From the spring of 2022, interest rates are expected to rise again. Then the current pace of increase in housing prices will also stop, DNB believes. The bank’s recent report Economic Outlook was published on Thursday.
In May, Norway became a member of the zero interest rate club together with other central banks around the world as a result of the pandemic. But for the Norwegian economy, there is improvement again, and in June Norges Bank adjusted the outlook for the economy and announced that interest rates could be raised in the second half of 2022.
However, DNB estimates in the report that we may have to expect an interest rate increase already in March 2022. And during that year and 2023, the interest rate will gradually rise to 0.75 per cent. At the same time, it is emphasized that there is uncertainty associated with the estimate.
“One type of risk we face is new rounds of infection control measures and the risk of closure that could weaken the recovery in the economy”, says macro analyst Oddmund Berg and senior economist Kyrre Aamdal.
Experts believe that Norway could be among the first central banks to start raising interest rates.
The party is over Norwegian families have kept their spirits up and received good income security at the same time as both monetary and fiscal policy have been given full throttle. Many in the population have a better financial situation in the short term. Interest rates have fallen and consumption is low as a result of reduced service offerings.
“At the same time, the housing market has managed to keep activity up, despite the infection control measures. This is probably the reason why inflation has been far higher than normal in May, June, and July”, Berg and Aamdal write.

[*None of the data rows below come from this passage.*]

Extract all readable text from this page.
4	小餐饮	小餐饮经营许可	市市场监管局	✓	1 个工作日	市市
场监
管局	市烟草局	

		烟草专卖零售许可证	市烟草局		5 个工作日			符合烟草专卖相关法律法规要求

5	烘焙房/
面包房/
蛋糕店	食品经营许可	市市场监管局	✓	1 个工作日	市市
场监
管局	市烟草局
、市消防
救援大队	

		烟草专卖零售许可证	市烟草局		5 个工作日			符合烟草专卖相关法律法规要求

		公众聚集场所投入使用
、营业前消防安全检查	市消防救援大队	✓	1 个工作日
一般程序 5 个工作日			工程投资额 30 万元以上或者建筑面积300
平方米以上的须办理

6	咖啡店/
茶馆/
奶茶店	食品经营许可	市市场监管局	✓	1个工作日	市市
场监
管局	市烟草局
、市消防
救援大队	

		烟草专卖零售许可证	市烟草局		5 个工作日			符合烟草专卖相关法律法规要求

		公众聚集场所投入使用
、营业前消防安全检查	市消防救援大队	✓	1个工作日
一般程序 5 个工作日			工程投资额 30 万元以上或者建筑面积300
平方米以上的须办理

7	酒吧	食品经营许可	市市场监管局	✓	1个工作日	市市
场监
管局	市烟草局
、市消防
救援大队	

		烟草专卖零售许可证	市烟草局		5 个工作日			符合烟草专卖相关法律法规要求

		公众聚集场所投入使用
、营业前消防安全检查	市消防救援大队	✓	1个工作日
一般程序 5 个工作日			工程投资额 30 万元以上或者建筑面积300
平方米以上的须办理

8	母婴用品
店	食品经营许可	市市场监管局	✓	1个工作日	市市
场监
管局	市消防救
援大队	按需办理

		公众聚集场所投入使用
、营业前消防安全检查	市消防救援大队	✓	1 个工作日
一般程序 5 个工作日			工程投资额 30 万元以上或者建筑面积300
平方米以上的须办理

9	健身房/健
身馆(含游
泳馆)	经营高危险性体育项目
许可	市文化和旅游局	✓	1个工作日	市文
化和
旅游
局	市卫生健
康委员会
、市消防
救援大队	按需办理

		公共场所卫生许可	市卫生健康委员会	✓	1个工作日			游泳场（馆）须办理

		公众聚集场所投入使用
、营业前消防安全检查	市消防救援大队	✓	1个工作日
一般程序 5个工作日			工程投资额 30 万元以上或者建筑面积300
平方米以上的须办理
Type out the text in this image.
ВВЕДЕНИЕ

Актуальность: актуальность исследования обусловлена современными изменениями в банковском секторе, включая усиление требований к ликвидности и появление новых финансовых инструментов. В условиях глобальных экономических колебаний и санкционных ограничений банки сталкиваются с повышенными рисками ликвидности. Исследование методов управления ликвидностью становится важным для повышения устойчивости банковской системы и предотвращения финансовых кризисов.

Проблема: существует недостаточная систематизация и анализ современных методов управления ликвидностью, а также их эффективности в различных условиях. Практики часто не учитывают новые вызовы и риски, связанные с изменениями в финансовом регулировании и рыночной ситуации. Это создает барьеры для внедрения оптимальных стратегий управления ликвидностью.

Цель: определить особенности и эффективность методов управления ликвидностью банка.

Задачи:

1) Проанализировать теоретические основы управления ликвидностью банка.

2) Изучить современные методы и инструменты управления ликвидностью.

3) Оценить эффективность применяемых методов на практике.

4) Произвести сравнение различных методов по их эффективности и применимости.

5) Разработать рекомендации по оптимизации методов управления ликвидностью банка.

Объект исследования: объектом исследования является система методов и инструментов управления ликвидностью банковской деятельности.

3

In July, house prices were 4.9 per cent higher than in the same month last year. The low interest rates also make the housing market attractive as a money investment compared to putting money in the bank.
“Given the low interest rates and the relatively good financial position households currently have, we believe house prices will continue to grow at a good pace throughout the year and provide an annual growth of 4.1 percent for 2020”, say the experts who believe the increase will continue into 2021 with a house price increase of 6 percent.
“In 2022, we believe that the interest rate will be raised, and that will mean that the party is over for this time. In 2022 and 2023, we estimate housing growth to be 3 and 2.5 per cent”, respectively.
Wages This year’s wage settlement in the front subject ended at a limit of 1.7 per cent. The so-called overhang is 1.2 percent. This gives a tariff supplement of 0.3 percentage points and the remaining 0.2 percentage points are for local supplements and other adjustments.
This is very low and is due to the downturn in the Norwegian and international economy. DNB further estimates that in 2021 we will have a wage increase of 2.5 per cent as a real wage increase of 0.3 per cent and then a wage increase that rises to around 3 per cent.
The number of registered unemployed made one leap when the infection control measures took effect on 12 March. A number of workplaces such as restaurants and hairdressers had to be closed. Registered LFS vacancies increased less and more slowly since redundancies are not counted until after 3 months.
Over the summer, the numbers of registered unemployed have fallen
“We believe unemployment will continue to fall as more layoffs are allowed to return to work, although recent infection developments may have delayed this process”, the report states.
LFS unemployment is forecast to fall to 4 per cent in 2021 and stabilize at just under 4 per cent in 2022 and 2023.
Past the worst The bank believes that Norway is past the worst. As society has opened up, the economy has recovered.
In the second quarter of this year, gross domestic product (GDP) fell by 6.3 per cent, which is the largest fall Statistics Norway has ever measured for a quarter. This happened despite mainland Norway increasing the growth rate by 3.7 per cent in June.
“However, the growth rate towards the end of the quarter was good and indicates that we will have good growth in the second half of 2020. We estimate that mainland GDP will fall by 3.9 per cent for the year. By 2021, the growth rate will probably slow down somewhat”, according to the estimates.
Then the Norwegian economy can increase by 3.5 percent, in 2022 3.2 percent and 1.7 percent in 2023.